Dr. Veera Anantha is an experienced hands-on tech entrepreneur. He has held executive positions at tech startups and Fortune 100 companies with 2 successful startup exits (Apple and Motorola). Veera has founded and launched several award winning enterprise software and consumer oriented tech products in the past decade. Veera has a PhD from Northwestern University, BS from the Indian Institute of Technology, Mumbai, and holds several patents.

What are the top trends you see in Healthtech?
The biggest trends I see in Healthtech are the growing adoption of mobile/cloud- based technologies and use of big data analytics. With increasing adoption of these technologies, we see the potential for improved sharing of clinical data across the continuum of care, and greater patient engagement with their healthcare outside clinical settings. Ultimately, this will enable us to deliver precision medicine to everyone at scale, leading to lower costs and better population health.

What are the greatest challenges Healthtech firms face today?
As consumers, we greatly benefit from the mass adoption of technologies in our daily lives – from smart phones to tech-enabled services such as Uber. Yet, the benefits of such technology currently take a long time to help us in our healthcare. This disconnect – in the rate of adoption of technology by our healthcare system – is the biggest challenge facing Healthtech firms today. It also presents significant opportunities for Healthtech entrepreneurs and companies that can build solutions to solve this challenge.

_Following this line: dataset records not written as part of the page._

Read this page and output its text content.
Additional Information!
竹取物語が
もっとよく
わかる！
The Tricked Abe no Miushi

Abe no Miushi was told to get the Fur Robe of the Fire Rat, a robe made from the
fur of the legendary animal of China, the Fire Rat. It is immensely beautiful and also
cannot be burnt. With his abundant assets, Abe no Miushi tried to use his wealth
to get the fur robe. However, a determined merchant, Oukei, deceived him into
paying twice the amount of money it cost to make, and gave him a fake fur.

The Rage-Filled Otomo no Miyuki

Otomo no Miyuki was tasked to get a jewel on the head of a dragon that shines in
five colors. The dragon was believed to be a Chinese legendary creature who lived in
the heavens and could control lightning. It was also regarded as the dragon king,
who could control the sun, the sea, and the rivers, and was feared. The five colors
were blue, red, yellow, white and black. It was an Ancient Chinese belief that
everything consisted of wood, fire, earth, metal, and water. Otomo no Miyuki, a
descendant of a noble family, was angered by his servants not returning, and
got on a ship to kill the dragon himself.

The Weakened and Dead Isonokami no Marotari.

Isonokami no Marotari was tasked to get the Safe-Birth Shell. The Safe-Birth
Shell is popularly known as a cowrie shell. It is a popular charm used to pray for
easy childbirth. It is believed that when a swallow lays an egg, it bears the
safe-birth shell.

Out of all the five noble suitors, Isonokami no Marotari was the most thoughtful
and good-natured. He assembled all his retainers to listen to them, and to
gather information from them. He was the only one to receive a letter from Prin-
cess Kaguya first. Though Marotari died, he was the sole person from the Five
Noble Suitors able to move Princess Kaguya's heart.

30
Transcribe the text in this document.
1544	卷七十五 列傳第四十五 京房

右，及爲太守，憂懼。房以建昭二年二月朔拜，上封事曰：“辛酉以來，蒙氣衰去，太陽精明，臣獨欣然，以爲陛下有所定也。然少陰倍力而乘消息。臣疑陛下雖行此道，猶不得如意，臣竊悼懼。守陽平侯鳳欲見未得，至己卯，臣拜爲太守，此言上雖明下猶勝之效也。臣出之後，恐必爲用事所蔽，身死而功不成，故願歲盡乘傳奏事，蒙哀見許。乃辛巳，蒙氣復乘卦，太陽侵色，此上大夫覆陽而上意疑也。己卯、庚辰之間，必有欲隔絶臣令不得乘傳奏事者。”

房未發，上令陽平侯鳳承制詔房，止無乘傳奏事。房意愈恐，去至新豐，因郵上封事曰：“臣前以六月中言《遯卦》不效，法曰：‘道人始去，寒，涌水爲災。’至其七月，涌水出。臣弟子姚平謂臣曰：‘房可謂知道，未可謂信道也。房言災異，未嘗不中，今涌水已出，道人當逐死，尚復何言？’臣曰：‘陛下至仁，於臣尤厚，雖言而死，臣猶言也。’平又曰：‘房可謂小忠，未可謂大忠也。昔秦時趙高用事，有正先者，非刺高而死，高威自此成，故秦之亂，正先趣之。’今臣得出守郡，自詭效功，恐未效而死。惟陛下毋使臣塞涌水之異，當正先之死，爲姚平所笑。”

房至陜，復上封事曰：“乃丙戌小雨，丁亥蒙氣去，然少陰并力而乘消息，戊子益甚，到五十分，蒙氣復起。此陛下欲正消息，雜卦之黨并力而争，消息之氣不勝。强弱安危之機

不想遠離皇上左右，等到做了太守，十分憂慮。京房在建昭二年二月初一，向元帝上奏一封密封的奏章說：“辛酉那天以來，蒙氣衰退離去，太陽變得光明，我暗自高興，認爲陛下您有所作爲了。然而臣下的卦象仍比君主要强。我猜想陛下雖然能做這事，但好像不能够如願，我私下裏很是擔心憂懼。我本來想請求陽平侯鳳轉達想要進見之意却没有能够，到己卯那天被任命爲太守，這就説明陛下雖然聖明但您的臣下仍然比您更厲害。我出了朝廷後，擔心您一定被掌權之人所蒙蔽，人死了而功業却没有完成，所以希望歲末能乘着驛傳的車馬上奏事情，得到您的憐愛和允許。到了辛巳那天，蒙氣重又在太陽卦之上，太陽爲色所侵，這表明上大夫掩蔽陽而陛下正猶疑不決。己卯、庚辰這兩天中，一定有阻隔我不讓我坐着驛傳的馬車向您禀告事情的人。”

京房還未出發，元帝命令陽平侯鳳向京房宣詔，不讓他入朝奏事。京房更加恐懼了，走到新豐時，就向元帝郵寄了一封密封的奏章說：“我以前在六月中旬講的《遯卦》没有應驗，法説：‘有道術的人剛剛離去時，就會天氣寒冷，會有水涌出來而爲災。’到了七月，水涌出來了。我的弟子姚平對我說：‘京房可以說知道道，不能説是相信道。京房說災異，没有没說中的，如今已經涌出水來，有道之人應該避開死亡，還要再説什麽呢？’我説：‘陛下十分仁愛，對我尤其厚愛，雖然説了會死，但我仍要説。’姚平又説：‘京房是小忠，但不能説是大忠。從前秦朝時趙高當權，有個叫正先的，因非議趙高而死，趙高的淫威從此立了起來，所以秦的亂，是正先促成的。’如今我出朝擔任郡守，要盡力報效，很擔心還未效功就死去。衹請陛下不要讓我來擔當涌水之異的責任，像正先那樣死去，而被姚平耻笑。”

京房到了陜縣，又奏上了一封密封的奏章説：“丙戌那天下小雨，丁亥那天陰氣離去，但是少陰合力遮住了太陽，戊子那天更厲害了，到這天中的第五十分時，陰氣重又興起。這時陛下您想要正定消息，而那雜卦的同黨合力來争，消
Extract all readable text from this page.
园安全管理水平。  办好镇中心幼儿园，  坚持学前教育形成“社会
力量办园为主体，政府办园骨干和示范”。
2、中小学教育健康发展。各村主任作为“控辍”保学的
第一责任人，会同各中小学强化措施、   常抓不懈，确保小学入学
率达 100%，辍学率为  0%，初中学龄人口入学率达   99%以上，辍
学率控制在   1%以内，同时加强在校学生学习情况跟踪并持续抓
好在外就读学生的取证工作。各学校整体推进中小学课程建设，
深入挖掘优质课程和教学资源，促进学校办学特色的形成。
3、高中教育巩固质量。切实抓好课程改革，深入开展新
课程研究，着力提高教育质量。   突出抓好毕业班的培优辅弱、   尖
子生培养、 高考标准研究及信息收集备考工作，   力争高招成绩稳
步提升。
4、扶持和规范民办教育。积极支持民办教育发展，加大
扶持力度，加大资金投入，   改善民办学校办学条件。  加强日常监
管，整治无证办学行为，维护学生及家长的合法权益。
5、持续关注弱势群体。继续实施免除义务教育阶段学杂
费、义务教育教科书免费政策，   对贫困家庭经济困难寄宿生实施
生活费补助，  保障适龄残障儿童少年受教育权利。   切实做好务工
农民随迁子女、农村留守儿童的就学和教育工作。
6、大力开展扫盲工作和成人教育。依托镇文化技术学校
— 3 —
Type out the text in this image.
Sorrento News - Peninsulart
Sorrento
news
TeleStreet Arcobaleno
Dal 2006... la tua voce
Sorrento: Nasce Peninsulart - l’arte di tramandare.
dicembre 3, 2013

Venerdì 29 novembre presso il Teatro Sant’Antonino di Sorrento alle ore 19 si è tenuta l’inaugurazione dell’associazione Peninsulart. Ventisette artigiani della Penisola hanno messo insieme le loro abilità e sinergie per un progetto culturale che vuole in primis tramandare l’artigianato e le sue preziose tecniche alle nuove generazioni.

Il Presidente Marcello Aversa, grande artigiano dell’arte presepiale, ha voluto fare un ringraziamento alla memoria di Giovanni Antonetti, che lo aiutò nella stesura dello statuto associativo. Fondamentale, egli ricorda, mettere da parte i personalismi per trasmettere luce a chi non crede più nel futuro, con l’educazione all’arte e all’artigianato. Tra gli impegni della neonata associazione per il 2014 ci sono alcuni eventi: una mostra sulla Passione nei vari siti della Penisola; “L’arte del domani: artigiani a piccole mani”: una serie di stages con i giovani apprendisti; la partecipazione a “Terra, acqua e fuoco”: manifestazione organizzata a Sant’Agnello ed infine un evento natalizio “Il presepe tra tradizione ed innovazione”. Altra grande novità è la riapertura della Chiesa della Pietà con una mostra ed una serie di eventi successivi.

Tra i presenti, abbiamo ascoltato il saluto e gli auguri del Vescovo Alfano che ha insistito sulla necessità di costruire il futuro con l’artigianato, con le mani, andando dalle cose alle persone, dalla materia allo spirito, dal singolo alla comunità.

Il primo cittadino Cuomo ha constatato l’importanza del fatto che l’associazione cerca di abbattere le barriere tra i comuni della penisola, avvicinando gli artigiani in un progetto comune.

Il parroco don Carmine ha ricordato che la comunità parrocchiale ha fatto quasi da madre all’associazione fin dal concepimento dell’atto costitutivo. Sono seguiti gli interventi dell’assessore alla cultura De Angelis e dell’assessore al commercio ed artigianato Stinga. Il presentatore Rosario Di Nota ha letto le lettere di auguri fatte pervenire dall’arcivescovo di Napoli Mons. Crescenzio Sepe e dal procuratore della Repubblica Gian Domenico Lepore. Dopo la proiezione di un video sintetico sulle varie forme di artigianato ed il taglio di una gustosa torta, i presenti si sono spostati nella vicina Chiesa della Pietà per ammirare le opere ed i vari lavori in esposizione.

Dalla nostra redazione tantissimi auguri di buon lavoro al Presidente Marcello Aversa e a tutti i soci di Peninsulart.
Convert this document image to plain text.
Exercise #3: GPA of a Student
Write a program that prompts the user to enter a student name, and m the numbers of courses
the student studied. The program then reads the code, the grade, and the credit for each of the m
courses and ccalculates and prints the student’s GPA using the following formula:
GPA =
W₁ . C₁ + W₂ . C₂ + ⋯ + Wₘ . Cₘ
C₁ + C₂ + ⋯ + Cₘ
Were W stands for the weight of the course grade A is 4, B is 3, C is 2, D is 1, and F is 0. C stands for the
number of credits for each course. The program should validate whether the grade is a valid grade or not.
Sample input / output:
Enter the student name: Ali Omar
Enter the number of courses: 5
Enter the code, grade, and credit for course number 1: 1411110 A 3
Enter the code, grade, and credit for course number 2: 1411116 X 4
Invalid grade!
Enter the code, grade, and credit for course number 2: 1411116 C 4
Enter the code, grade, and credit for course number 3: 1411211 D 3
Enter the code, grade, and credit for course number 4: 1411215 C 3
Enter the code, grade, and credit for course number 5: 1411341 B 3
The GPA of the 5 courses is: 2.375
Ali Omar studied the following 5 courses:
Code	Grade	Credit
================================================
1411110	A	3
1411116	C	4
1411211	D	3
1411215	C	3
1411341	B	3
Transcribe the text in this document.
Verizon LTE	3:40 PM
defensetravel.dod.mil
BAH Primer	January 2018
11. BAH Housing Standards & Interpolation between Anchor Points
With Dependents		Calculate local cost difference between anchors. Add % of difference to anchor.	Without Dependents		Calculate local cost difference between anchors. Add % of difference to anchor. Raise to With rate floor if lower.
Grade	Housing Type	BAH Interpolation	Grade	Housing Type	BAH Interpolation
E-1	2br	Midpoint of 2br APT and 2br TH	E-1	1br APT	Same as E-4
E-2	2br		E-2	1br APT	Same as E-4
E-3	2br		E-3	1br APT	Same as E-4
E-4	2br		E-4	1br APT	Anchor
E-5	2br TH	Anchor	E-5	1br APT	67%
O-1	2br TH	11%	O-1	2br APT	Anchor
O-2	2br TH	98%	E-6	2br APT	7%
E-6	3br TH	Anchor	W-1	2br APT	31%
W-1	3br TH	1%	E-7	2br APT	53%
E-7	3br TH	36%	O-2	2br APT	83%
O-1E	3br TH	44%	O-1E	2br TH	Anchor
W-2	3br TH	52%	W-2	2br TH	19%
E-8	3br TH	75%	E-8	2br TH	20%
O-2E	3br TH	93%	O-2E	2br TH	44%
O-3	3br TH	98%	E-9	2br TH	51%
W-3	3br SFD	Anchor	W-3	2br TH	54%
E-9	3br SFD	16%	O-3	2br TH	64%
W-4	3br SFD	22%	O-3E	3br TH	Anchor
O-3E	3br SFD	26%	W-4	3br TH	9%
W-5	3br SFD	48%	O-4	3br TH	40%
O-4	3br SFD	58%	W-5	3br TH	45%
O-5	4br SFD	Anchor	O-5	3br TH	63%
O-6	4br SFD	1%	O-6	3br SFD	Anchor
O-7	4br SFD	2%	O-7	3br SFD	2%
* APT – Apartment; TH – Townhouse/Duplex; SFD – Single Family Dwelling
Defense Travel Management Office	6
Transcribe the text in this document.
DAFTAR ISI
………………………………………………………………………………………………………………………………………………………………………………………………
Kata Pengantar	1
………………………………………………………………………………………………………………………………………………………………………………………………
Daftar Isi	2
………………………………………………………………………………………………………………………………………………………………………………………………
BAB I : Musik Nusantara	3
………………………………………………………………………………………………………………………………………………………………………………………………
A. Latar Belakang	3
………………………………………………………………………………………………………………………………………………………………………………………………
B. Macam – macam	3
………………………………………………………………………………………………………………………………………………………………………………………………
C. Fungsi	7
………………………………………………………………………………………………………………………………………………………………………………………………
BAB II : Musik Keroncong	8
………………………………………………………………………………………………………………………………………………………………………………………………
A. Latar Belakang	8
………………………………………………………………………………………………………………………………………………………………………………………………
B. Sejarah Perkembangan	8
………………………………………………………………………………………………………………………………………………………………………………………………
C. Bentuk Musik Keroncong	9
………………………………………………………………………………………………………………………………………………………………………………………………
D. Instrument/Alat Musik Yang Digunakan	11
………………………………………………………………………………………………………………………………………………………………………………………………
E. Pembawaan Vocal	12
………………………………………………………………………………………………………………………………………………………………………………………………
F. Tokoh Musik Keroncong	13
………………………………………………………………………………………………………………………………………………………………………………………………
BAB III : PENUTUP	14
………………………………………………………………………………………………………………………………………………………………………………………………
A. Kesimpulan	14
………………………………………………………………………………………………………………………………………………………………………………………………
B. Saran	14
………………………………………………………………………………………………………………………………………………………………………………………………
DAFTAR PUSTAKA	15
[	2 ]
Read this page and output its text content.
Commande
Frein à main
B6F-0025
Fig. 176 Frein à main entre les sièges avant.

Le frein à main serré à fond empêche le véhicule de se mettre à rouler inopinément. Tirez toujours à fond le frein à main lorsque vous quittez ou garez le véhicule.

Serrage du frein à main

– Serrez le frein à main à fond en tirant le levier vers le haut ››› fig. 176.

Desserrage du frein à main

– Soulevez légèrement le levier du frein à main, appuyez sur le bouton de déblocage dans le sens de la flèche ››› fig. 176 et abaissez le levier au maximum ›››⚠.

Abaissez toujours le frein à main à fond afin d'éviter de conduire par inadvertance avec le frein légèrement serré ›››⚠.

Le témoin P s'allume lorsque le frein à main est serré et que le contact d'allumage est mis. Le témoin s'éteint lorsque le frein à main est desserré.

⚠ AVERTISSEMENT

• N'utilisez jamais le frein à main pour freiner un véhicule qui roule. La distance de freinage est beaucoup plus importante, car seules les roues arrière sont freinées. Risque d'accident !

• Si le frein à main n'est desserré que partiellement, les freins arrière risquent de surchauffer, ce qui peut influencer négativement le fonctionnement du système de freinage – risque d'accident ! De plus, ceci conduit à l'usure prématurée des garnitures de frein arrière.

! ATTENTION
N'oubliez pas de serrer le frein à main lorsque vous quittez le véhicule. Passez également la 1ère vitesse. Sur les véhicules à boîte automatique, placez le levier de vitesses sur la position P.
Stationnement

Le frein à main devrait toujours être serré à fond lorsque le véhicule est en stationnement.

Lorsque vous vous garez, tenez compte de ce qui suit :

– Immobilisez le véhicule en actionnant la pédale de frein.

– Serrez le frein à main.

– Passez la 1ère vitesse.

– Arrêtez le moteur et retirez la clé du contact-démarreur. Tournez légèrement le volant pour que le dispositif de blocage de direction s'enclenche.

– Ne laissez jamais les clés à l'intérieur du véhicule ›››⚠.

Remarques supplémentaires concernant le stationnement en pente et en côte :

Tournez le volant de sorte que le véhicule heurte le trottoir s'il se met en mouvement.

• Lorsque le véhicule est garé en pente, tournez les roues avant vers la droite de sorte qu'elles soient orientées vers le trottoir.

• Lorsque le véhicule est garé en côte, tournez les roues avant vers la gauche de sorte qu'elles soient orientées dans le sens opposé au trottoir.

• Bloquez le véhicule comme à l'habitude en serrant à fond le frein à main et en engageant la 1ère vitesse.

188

Describe the role big data has had in delivering precision medicine to the field of rehabilitation therapy.
Precision medicine is going to play a key role in the future of healthcare, and we are already seeing early adoption in the areas of behavioral, cognitive and speech therapy. With the advent of mobile healthcare technologies, patients can now get their therapy anytime and anywhere. This creates significantly higher patient engagement, and greater/faster recovery than was possible before. Additionally, smart technology-enabled systems can monitor each patient’s progress in great detail, such as the exact recovery path of each individual.

As these big data-enabled systems collect more granular data and apply sophisticated machine learning techniques, they get better and more precise at recommending the right therapy regimen and dosage for each patient, so that it is tailored specifically to their needs. It is really exciting to see the first versions of these Precision medicine systems for rehabilitation gaining adoption among clinicians and patients today.

How has technology helped us move beyond a ‘one size fits all’ approach to therapy?

Every patient is different and requires a personalized therapy regimen, based on who they are, their diagnosis and the progress they are making towards their recovery goals. With the use of mobile technology and big data-driven analytics, it is now possible to micro-personalize therapy for patients. For patients it’s like having an expert clinician with them all the time – and best of all, this can be achieved at large scale with the use of technology.

Will mobile therapy herald a shift in in-clinic rehab or professional clinicians?
Clinicians play a critical role in providing therapy to patients. However studies have shown that it is equally important for patients to continue systematic therapy between clinic visits or after traditional therapy ends. With mobile solutions such as Constant Therapy, we enable patients to continue their therapy at home where they spend most of their time. In fact we have found that patients can receive five times the amount of therapy compared to before. Also, accuracy in language and cognitive exercises improved 15% in stroke patients with severe impairments by completing 100 exercises, and 40% for those completing 500 or more of the same exercises. Given the potential for faster and increased recovery, we expect that a combination of in-clinic rehab and systematic home therapy will become the new standard of care.

Any surprises from your study?
With the large amount of therapy data now available through the Constant Therapy platform, we are starting to gain new insights on how patient’s recover. For instance, we found that patients with severe language or cognitive impairments after a stroke have the potential to improve significantly. They should not be written off – in fact, just the opposite. They need more therapy and more time to recover their skills. Such insights drawn by analyzing large amounts of data can be extremely valuable for clinicians, families and patients to help set goals.

Are real-time predictive analytics the goal?
Definitely. The goal is to continue to improve predictive analytics, both in terms of making it more real-time and to make it more precise for each individual. Unlike brain games, we can achieve this with the use of advanced machine learning techniques applied to greater amounts of data in each sub-segment of the patient population.

Why is data-driven therapy only now becoming a reality? What can we expect over the next 3-5 years?

Widespread patient and clinician adoption of smartphone & tablets, advances in cloud computing and advanced machine learning have made data-driven therapy a reality. We are already seeing the significant potential of these technologies to augment traditional therapy.